Descolgó con temor, convencido de que la policía quería interrogarle de nuevo.

—¿Doctor Wilcox? —La voz era sedosa.

Aunque habían pasado más de doce años desde la última vez que la había oído, Clayton Wilcox la reconoció de inmediato.

—¿Cómo estás, Gina? —preguntó en voz baja.

—Bien, doctor, pero he leído un montón de cosas sobre Spring Lake y lo que está pasando ahí. Me supo muy mal cuando me enteré de que el pañuelo de tu mujer fue utilizado para estrangular a esa pobre chica, Martha Lawrence.

—¿De qué estás hablando?

—Estoy hablando de la columna de Reba Ashby de esta mañana en el National Daily. ¿No la has leído?

—He oído hablar de ella. Pura basura.
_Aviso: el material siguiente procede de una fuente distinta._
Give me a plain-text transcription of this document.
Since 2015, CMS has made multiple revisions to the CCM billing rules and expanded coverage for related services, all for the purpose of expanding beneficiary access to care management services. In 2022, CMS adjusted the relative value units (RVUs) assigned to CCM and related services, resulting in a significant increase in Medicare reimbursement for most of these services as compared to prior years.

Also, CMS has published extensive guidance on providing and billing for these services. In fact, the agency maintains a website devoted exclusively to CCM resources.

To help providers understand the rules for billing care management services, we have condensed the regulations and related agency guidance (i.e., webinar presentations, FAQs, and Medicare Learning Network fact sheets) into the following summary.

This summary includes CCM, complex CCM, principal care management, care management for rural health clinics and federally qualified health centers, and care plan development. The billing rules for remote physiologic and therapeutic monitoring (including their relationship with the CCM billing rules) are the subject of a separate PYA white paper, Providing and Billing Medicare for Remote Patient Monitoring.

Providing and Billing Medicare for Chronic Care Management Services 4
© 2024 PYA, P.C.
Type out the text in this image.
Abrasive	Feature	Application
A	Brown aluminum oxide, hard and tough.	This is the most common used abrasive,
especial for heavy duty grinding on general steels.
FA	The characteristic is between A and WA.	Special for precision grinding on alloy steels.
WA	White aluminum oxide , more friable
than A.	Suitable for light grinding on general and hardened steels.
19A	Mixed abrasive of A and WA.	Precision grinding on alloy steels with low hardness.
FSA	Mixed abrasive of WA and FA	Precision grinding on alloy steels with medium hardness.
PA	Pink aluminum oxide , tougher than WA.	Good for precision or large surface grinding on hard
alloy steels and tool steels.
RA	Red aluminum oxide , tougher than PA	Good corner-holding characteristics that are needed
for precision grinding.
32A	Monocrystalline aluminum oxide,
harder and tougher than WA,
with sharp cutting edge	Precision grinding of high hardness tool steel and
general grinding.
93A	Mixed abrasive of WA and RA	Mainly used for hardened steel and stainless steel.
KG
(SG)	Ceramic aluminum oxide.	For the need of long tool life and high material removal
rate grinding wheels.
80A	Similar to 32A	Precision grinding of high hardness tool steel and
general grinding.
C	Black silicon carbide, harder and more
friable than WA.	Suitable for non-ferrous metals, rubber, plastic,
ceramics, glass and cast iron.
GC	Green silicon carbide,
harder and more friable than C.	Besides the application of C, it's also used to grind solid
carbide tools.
No hay confirmación oficial de que el pañuelo de mi mujer fuera usado por el asesino.

—En la columna pone que tu mujer jura que te lo dio para que lo guardaras en el bolsillo.

—¿Qué quieres, Gina?

—Doctor, desde hace mucho tiempo tengo la sensación de que te salí barata, después de todo lo que me hiciste.

Clayton Wilcox intentó tragar saliva, pero los músculos de su garganta no reaccionaron.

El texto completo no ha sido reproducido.